Newswise — Mississippi State researchers are acquiring a high-tech laser instrument described as an “atomic paring knife” that will be used, among other things, to probe the mysteries of ancient civilizations.
Hailed as the first such unit of its type in the Southeastern United States, the university’s Laser Ablation-Inductively Coupled Plasma-Mass Spectrometer will provide organizations across Mississippi—academic, non-profit and industrial—with unique capabilities for quantitative surface analysis and depth profiling.
It was purchased with a National Science Foundation grant of more than $264,000 awarded to a team of MSU researchers at Diagnostic Instrumentation and Analysis Laboratory—known as DIAL—and Cobb Institute of Archaeology.
“The instrument can be used to map surfaces—find defects or specific surface features,” said DIAL director John Plodinec. “One also can do depth profiling—using the laser system as an atomic paring knife, peeling away layer after layer of material.”
Associate anthropology professor Evan Peacock predicted the new instrument will greatly enhance MSU’s ongoing archaeological investigations at Lyon’s Bluff, an Oktibbeha County site where Native Americans dwelled A.D. 1000-1650. Numerous artifacts and the foundation of a prehistoric fort have been found there, the Cobb research associate added.
“The new laser ablation (precise removal) system provides a rapid, non-destructive way of tracing pottery to its source,” Peacock, an environmental archaeologist, said.
Plodinec said the system uses a laser to gently scratch the sample surface, ejecting a small amount of material into plasma, where the atoms are separated by mass.
“The instrument provides a complete, rapid and accurate compositional analysis of almost any materials—stone, glass, ceramics, metals—with no sample preparation and minimal damage to the original sample,” said DIAL assistant research professor Adriana Giordana, who is coordinating the technological effort for the lab.
“The system will help advance research in many MSU departments and several collaborating businesses and institutions,” she added. “It also will offer possibilities for student training in a variety of fields.”
DIAL hopes to have the instrument available for use as quickly as possible, Plodinec explained, and already is engaged in discussions with outside organizations that might utilize the technology, including the George Ohr Museum in Biloxi.
The instrument’s versatile, user-friendly design allows a wide variety of applications, including: monitoring of changes in soils caused by plants; analysis of the composition and microstructure of waste forms for nuclear waste; determination of glaze and clay composition in modern and ancient pottery; determination of leaching of metal ions from bone replacement and dental implants into surrounding tissues; and detection of trace quantities of wood preservatives and metals on wood surfaces, Plodinec said.

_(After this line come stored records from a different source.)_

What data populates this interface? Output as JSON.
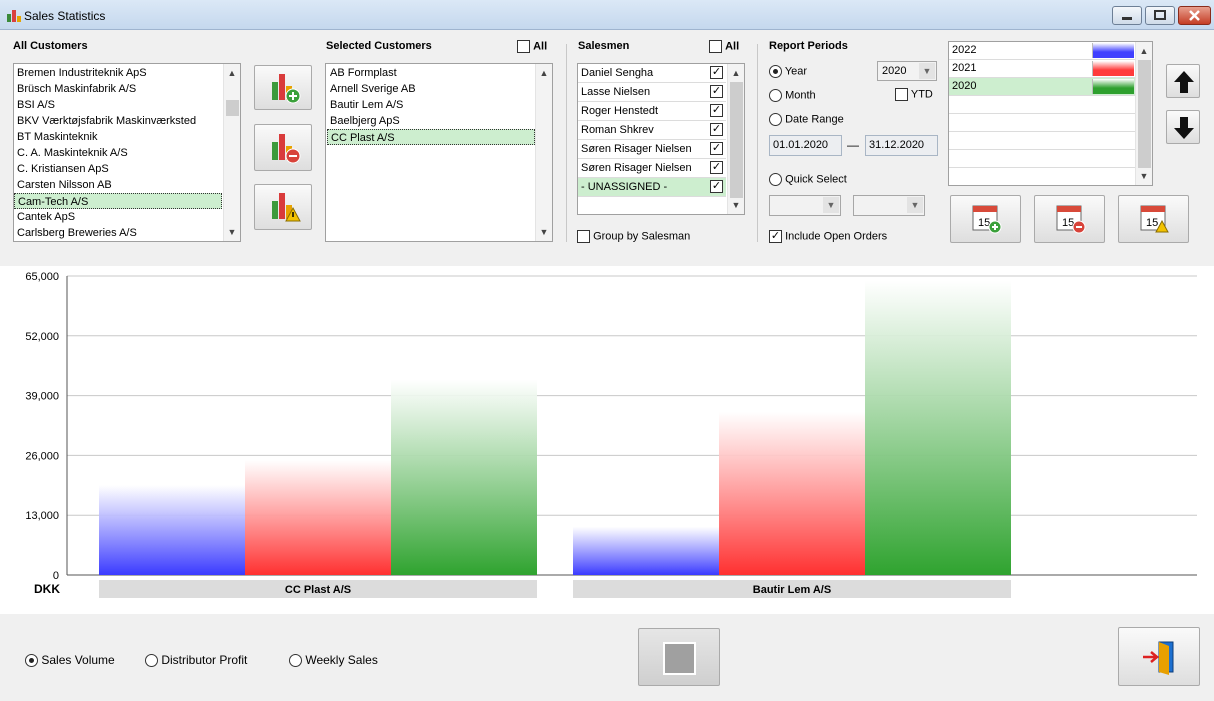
{
  "window": {
    "title": "Sales Statistics"
  },
  "all_customers": {
    "label": "All Customers",
    "items": [
      "Bremen Industriteknik ApS",
      "Brüsch Maskinfabrik A/S",
      "BSI A/S",
      "BKV Værktøjsfabrik Maskinværksted",
      "BT Maskinteknik",
      "C. A. Maskinteknik A/S",
      "C. Kristiansen ApS",
      "Carsten Nilsson AB",
      "Cam-Tech A/S",
      "Cantek ApS",
      "Carlsberg Breweries A/S"
    ],
    "selected_index": 8
  },
  "selected_customers": {
    "label": "Selected Customers",
    "all_label": "All",
    "items": [
      "AB Formplast",
      "Arnell Sverige AB",
      "Bautir Lem A/S",
      "Baelbjerg ApS",
      "CC Plast A/S"
    ],
    "selected_index": 4
  },
  "salesmen": {
    "label": "Salesmen",
    "all_label": "All",
    "items": [
      {
        "name": "Daniel Sengha",
        "checked": true
      },
      {
        "name": "Lasse Nielsen",
        "checked": true
      },
      {
        "name": "Roger Henstedt",
        "checked": true
      },
      {
        "name": "Roman Shkrev",
        "checked": true
      },
      {
        "name": "Søren Risager Nielsen",
        "checked": true
      },
      {
        "name": "Søren Risager Nielsen",
        "checked": true
      },
      {
        "name": "- UNASSIGNED -",
        "checked": true,
        "selected": true
      }
    ],
    "group_by_label": "Group by Salesman",
    "group_by_checked": false
  },
  "report_periods": {
    "label": "Report Periods",
    "options": {
      "year": "Year",
      "month": "Month",
      "date_range": "Date Range",
      "quick_select": "Quick Select"
    },
    "selected": "year",
    "year_value": "2020",
    "ytd_label": "YTD",
    "ytd_checked": false,
    "date_from": "01.01.2020",
    "date_to": "31.12.2020",
    "date_sep": "—",
    "include_open_orders_label": "Include Open Orders",
    "include_open_orders_checked": true
  },
  "periods_list": [
    {
      "label": "2022",
      "color": "#4040ff"
    },
    {
      "label": "2021",
      "color": "#ff3b3b"
    },
    {
      "label": "2020",
      "color": "#2ea02e",
      "selected": true
    }
  ],
  "bottom": {
    "options": [
      "Sales Volume",
      "Distributor Profit",
      "Weekly Sales"
    ],
    "selected": 0
  },
  "colors": {
    "selection": "#cdeecf",
    "series_2022": "#3a3aff",
    "series_2021": "#ff3030",
    "series_2020": "#2fa32f"
  },
  "chart_data": {
    "type": "bar",
    "currency_label": "DKK",
    "categories": [
      "CC Plast A/S",
      "Bautir Lem A/S"
    ],
    "series": [
      {
        "name": "2022",
        "values": [
          19500,
          10500
        ]
      },
      {
        "name": "2021",
        "values": [
          25000,
          35500
        ]
      },
      {
        "name": "2020",
        "values": [
          42500,
          64000
        ]
      }
    ],
    "ylim": [
      0,
      65000
    ],
    "yticks": [
      "0",
      "13,000",
      "26,000",
      "39,000",
      "52,000",
      "65,000"
    ],
    "grid": true
  }
}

According to Peacock, Native Americans between A.D. 1000-1650 added crushed mussel shells to clay and utilized a host of decorative techniques to produce very fine, thin-walled pots. Some were painted, some were engraved with thin lines depicting mythological symbols, and some were covered with small bumps or nodes.
“Archaeologists studying the prehistoric past try to use these styles to trace the movement of people and ideas across the landscape, but this is a difficult thing to test,” he said. “A preliminary analysis of pottery from the Lyon’s Bluff site suggests that at least three different source areas are represented. This project will be greatly expanded, once the laser ablation system is set up at MSU.”
Other planned projects by the Cobb Institute and colleagues in MSU’s department of sociology, anthropology, and social work include tracing stone artifacts (arrowheads and spear points) to their source to track prehistoric trade routes.